Today is National Strawberry Sundae Day.
Although I don’t have a recipe for a strawberry sundae, I absolutely love this frozen straberry soufflé that I would like to share with you. It has all the benefits of a baked soufflé – light and fluffy – save the trouble of turning on an oven on a hot summer day.
- 3/4 lb (350g) freshest strawberries available
- 4 egg whites
- 1 pinch of salt
- 1 cup (250g) sugar
- 10 tablespoons of water
- 1 cup (250g) crème fraîche (chilled)
- 2 tablespoons 100% pure cocoa powder
- Cut a sheet of parchment paper long enough to fit around six soufflé cups and fold it in lengthwise quarters to make a ribbon about 3 inches wide. Wrap this around the top of a soufflé cup and tie the ends. The collar should extend about 2 inches above the rim of the cup. Secure it with a rubber band and place the dish in the freezer to chill.
- Purée the strawberries and pass it through a fine mesh strainer. Chill in the refrigerator.
- Combine sugar and water in a saucepan. Cook over high heat.

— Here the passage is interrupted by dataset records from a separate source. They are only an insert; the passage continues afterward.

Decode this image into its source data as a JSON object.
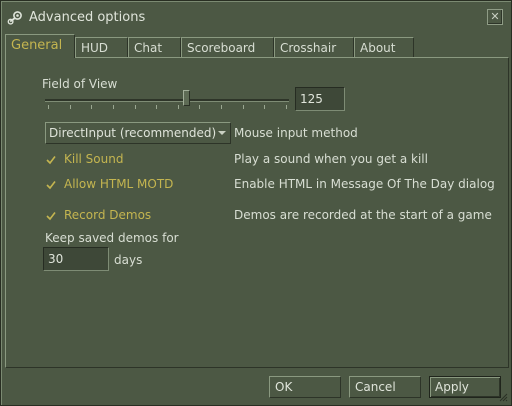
{
  "window": {
    "title": "Advanced options"
  },
  "tabs": [
    {
      "label": "General",
      "active": true
    },
    {
      "label": "HUD"
    },
    {
      "label": "Chat"
    },
    {
      "label": "Scoreboard"
    },
    {
      "label": "Crosshair"
    },
    {
      "label": "About"
    }
  ],
  "general": {
    "fov_label": "Field of View",
    "fov_value": "125",
    "fov_slider_fraction": 0.58,
    "mouse_method_value": "DirectInput (recommended)",
    "mouse_method_label": "Mouse input method",
    "kill_sound": {
      "label": "Kill Sound",
      "checked": true,
      "description": "Play a sound when you get a kill"
    },
    "html_motd": {
      "label": "Allow HTML MOTD",
      "checked": true,
      "description": "Enable HTML in Message Of The Day dialog"
    },
    "record_demos": {
      "label": "Record Demos",
      "checked": true,
      "description": "Demos are recorded at the start of a game"
    },
    "keep_demos_label": "Keep saved demos for",
    "keep_demos_value": "30",
    "keep_demos_unit": "days"
  },
  "buttons": {
    "ok": "OK",
    "cancel": "Cancel",
    "apply": "Apply"
  },
  "colors": {
    "background": "#4c5844",
    "accent_text": "#c4b550",
    "text": "#d8ded3"
  }
}
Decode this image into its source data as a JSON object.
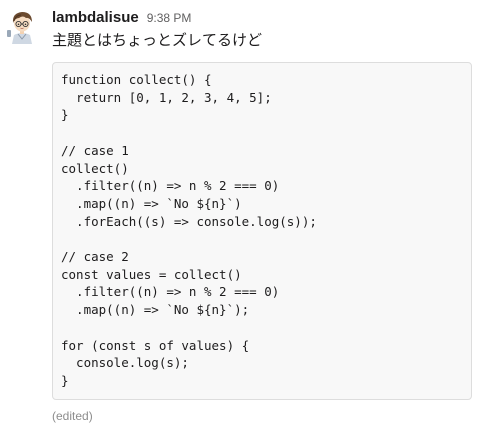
{
  "message": {
    "sender": "lambdalisue",
    "timestamp": "9:38 PM",
    "text": "主題とはちょっとズレてるけど",
    "code": "function collect() {\n  return [0, 1, 2, 3, 4, 5];\n}\n\n// case 1\ncollect()\n  .filter((n) => n % 2 === 0)\n  .map((n) => `No ${n}`)\n  .forEach((s) => console.log(s));\n\n// case 2\nconst values = collect()\n  .filter((n) => n % 2 === 0)\n  .map((n) => `No ${n}`);\n\nfor (const s of values) {\n  console.log(s);\n}",
    "edited_label": "(edited)"
  },
  "avatar": {
    "icon": "user-avatar-icon"
  },
  "colors": {
    "code_background": "#f8f8f8",
    "code_border": "#dddddd",
    "timestamp": "#616061",
    "edited": "#8d8d8d"
  }
}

- As soon as that is cooking, start whisking egg whites and a pinch of salt in a electric mixer fitted with a whisk attachment at low speed.
- Increase the speed when the whites begin to foam.

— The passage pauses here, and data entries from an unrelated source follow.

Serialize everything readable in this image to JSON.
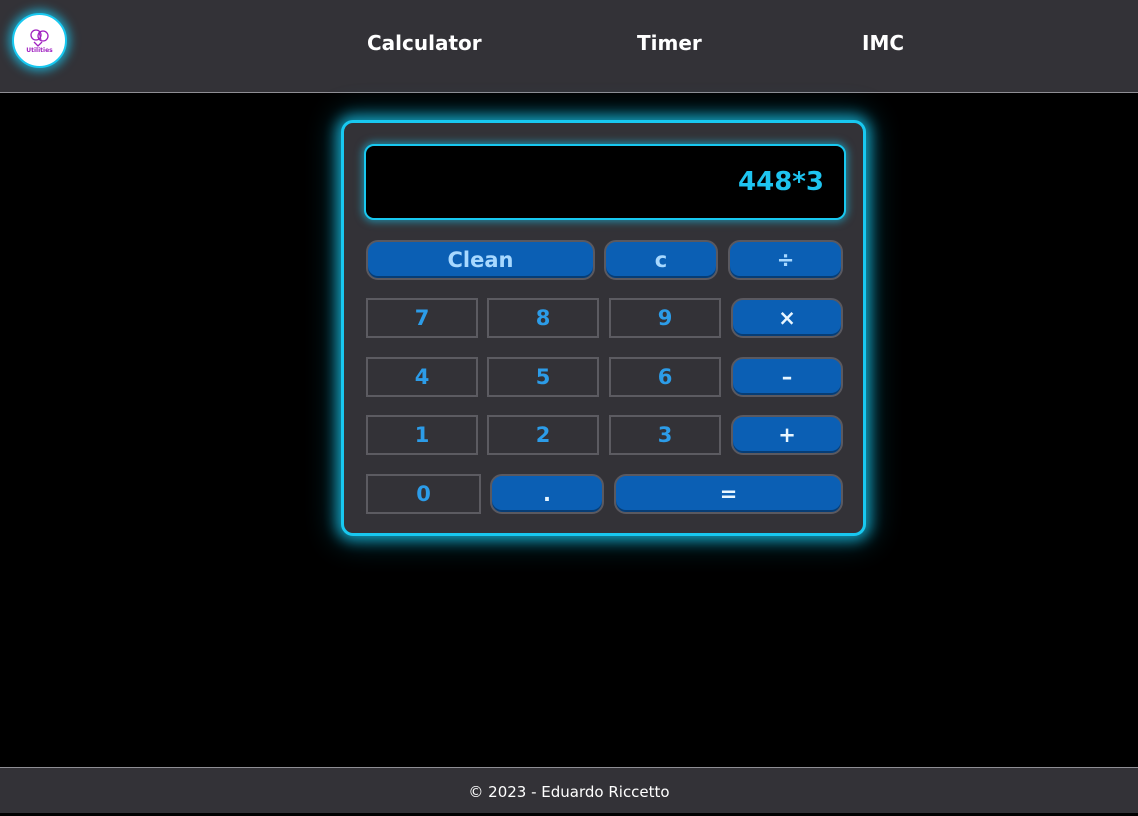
{
  "logo": {
    "text": "Utilities",
    "icon": "brain-icon"
  },
  "nav": {
    "items": [
      {
        "label": "Calculator"
      },
      {
        "label": "Timer"
      },
      {
        "label": "IMC"
      }
    ]
  },
  "calculator": {
    "display": "448*3",
    "keys": {
      "clean": "Clean",
      "c": "c",
      "divide": "÷",
      "seven": "7",
      "eight": "8",
      "nine": "9",
      "multiply": "×",
      "four": "4",
      "five": "5",
      "six": "6",
      "minus": "–",
      "one": "1",
      "two": "2",
      "three": "3",
      "plus": "+",
      "zero": "0",
      "dot": ".",
      "equals": "="
    }
  },
  "footer": {
    "text": "© 2023 - Eduardo Riccetto"
  },
  "colors": {
    "accent_glow": "#18c8f0",
    "display_text": "#1ec4f0",
    "number_key_text": "#2c9ce8",
    "operator_key_bg": "#0b5fb4",
    "panel_bg": "#333237"
  }
}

- Continue whisking until a very firm peak forms, at which point the syrup should reach the temperature of 250°F (120°C) (measurable by a candy thermometer, or see notes below for an alternative method).
- Lower the speed on the mixer and slowly pour the cooked syrup into the egg whites.

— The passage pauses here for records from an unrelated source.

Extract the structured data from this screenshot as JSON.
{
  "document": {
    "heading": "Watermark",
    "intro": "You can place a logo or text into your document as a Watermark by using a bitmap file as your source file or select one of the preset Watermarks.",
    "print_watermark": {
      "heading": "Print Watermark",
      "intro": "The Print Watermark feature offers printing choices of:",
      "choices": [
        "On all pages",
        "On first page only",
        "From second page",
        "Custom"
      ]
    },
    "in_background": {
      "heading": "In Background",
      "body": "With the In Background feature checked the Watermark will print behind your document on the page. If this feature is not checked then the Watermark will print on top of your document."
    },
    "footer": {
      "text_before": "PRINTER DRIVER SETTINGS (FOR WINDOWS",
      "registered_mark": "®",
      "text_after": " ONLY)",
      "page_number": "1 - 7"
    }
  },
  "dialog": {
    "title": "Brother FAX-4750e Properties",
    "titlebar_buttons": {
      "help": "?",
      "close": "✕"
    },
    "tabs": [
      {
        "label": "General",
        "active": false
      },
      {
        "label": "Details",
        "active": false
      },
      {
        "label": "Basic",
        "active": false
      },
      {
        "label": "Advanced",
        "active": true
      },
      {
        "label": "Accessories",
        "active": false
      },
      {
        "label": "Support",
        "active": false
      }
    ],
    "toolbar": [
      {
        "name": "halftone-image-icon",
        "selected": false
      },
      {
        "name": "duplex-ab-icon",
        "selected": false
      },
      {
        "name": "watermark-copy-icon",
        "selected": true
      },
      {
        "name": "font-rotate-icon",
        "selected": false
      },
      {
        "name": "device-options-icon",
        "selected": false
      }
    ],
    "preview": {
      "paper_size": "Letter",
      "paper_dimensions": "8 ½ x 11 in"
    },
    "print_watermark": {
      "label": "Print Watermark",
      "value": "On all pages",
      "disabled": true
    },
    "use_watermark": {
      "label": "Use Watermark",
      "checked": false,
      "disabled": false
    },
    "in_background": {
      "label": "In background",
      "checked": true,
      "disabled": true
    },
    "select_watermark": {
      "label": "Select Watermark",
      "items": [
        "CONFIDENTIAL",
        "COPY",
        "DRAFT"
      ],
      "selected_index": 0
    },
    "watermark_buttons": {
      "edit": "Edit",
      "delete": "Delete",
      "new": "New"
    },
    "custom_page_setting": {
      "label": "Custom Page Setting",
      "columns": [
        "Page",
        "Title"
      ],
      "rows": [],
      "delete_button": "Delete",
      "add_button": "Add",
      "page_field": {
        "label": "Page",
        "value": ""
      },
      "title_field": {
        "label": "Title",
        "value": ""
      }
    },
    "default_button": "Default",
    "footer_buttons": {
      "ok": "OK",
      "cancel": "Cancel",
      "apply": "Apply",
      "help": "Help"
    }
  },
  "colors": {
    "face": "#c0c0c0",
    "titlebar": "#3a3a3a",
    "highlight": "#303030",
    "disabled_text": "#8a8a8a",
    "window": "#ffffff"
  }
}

- Continue whisking the meringue until it cools down. Chill in the refrigerator.
- Beat the crème fraîche with an electric mixer until a firm peak forms (about 5 minutes). Chill in the refrigerator.
- When the meringue has completely cooled, fold half of the strawberry purée into the meringue. Fold the remaining half into the whipped crème fraîche. Then fold the two mixture together.
- Pour the mixture into the soufflé cup up to the rim of the parchment collar.
- Place the filled soufflé cups in the freezer for 5 to 6 hours.
- Take the soufflé out of the freezer just one hour before serving, and place it into the refrigerator to thaw.
- Remove the parchment paper and dust the top with cocoa powder.
This recipe is adopted from the book New Entertaining in the French Style by Roger Verge – one of France’s greatest chefs of his time. He is also considered as one of the inventors of Nouvelle Cuisine – a new form of cooking focusing on fresh ingredients prepared in a lighter style, with an increased emphasis on presentation. In 1969 Vergé opened his famous restaurant Moulin de Mougins near the French Rivera. Within a year he received his first Michelin star, a second star was awarded two years later and a third in 1974. The restaurant is known to have trained a group of future culinary stars such as Alain Ducasse, David Bouley and Daniel Boulud.
How do you know when the sugar syrup reaches 250°F without a candy thermometer?
Set a bowl of water and ice cubes aside. When the sugar syrup is boiling and starts to form large bubbles, put a few drops into the bowl with a spoon. Try to pick up the drops between two fingers. If you can form a small, soft ball, then the sugar is ready.
Finally, I would like to thank my fellow blogger Susan Sleggs. For it is from her website that I learned about the National Strawberry Sundae Day.